Nous vous invitons à fixer un peu votre attention, aujourd'hui, sur cette seconde forme d'apostolat: l'apostolat organisé.

Les objections faites à l'apostolat organisé

Ce qualificatif suscite ordinairement un sentiment de défiance, de répulsion, et parfois même d'ennui. Entrer dans une organisation ne plaît pas à tous. Beaucoup préfèrent demeurer libres. Se mettre en cercle ou en file, avec d'autres pour faire de l'apostolat, déplaît facilement. Si cependant on accepte de le faire ou de le subir au nom d'un idéal, on éprouve assez communément l'impression que cet idéal devient prosaïque, qu'il perd de son élan, tourne au formalisme ou à la contrainte, se dilue dans des formes conventionnelles, pédantes et pesantes; on a l'impression que l'on crée de la bureaucratie, des hiérarchies, de l'extériorité, toutes choses qui, bien souvent, ne plaisent pas.
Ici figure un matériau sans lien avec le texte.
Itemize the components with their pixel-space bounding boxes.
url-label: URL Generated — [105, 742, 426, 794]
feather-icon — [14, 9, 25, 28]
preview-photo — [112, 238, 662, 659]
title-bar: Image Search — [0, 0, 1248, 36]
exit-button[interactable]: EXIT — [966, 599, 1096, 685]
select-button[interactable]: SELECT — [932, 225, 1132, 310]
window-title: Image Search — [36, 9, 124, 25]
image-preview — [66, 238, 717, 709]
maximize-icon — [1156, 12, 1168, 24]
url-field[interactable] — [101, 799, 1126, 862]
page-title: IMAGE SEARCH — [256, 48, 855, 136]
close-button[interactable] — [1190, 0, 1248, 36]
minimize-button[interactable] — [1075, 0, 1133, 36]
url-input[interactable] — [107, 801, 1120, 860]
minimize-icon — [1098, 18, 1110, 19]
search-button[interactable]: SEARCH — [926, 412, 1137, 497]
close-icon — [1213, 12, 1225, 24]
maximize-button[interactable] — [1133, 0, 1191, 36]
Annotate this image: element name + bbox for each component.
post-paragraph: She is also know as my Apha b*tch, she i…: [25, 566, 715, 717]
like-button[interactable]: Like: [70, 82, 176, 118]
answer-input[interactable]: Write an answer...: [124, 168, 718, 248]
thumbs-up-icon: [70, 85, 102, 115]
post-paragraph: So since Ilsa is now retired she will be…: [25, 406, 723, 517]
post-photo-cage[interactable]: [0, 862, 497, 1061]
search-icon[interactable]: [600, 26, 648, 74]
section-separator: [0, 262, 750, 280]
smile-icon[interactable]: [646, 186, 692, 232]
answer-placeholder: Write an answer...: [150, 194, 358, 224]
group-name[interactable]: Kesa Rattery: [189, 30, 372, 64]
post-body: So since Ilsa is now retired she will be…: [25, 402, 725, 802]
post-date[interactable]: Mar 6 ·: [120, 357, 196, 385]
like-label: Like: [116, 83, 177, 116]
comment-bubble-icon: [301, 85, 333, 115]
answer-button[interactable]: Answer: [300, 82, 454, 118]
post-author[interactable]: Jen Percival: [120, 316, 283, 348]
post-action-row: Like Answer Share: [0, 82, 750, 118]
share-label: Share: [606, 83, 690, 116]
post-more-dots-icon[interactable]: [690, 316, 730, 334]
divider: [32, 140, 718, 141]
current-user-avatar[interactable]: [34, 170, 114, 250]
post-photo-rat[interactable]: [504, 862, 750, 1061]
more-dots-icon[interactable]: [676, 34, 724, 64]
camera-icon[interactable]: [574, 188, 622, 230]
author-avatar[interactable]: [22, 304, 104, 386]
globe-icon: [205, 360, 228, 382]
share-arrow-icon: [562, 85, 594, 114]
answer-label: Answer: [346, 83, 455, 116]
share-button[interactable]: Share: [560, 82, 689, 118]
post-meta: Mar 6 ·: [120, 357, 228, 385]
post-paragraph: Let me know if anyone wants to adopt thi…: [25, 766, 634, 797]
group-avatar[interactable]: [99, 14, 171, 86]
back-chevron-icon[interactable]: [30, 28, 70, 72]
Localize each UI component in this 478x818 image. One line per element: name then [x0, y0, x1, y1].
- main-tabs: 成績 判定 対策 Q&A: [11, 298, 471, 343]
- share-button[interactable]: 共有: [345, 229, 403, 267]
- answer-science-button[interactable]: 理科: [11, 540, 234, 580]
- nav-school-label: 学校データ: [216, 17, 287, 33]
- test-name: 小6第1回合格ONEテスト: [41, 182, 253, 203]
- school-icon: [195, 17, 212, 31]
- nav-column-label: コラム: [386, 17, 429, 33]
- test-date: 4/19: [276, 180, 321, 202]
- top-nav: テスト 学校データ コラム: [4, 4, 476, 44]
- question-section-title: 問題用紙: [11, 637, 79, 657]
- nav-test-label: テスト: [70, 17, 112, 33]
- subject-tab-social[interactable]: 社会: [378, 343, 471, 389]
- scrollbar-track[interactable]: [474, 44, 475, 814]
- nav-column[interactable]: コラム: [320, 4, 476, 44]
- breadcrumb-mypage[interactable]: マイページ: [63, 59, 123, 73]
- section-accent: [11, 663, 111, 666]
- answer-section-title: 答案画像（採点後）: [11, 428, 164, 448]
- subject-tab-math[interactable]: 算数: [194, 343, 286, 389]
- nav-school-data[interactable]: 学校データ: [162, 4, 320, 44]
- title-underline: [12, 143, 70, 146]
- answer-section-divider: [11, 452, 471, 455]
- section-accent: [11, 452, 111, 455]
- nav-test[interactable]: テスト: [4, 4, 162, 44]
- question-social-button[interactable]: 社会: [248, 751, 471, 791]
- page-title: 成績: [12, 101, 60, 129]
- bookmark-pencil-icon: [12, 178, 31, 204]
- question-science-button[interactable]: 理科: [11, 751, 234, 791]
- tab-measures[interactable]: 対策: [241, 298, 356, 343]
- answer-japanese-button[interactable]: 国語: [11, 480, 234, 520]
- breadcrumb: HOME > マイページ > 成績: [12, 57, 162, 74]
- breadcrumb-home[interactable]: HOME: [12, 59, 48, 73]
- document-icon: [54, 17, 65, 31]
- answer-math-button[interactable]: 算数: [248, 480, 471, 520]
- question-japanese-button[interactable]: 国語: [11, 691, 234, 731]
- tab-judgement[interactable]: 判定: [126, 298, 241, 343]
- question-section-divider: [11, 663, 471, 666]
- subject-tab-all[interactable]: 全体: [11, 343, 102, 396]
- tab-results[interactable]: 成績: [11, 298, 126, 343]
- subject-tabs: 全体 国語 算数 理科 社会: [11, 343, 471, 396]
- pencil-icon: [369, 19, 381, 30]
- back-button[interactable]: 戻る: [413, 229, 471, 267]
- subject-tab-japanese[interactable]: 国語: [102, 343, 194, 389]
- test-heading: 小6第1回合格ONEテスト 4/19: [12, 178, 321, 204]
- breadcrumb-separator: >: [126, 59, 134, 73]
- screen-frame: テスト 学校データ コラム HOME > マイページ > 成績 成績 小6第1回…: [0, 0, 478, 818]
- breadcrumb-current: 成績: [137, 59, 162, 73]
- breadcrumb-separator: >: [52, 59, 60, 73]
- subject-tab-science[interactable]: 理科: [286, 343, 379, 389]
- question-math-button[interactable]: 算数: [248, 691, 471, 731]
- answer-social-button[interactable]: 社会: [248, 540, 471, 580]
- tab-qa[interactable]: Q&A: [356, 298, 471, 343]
L'apostolat organisé apparaît comme un appareil encombrant, sans spontanéité ni génie, qui parfois s'intéresse davantage à l'organisation en elle-même qu'à ses fins essentiellement apostoliques, recherchant le nombre, la puissance, sans paraître répondre au goût de notre temps. Voilà ce que l'on dit. Et en retournant ces objections dans leur esprit, beaucoup refusent de s'inscrire, d'adhérer à des formes d'apostolat tant religieux que caritatif, moral et social, en disant qu'ils préfèrent le bien qui ne fait pas de bruit, mais qui, en réalité, ne comporte ni peine ni discipline, ni engagement ni ennui.

Un tel état d'esprit présente des aspects dignes de respect et de considération, soit parce qu'il revendique la légitimité de l'apostolat individuel, soit parce qu'il refuse les défauts que l'apostolat collectif peut engendrer...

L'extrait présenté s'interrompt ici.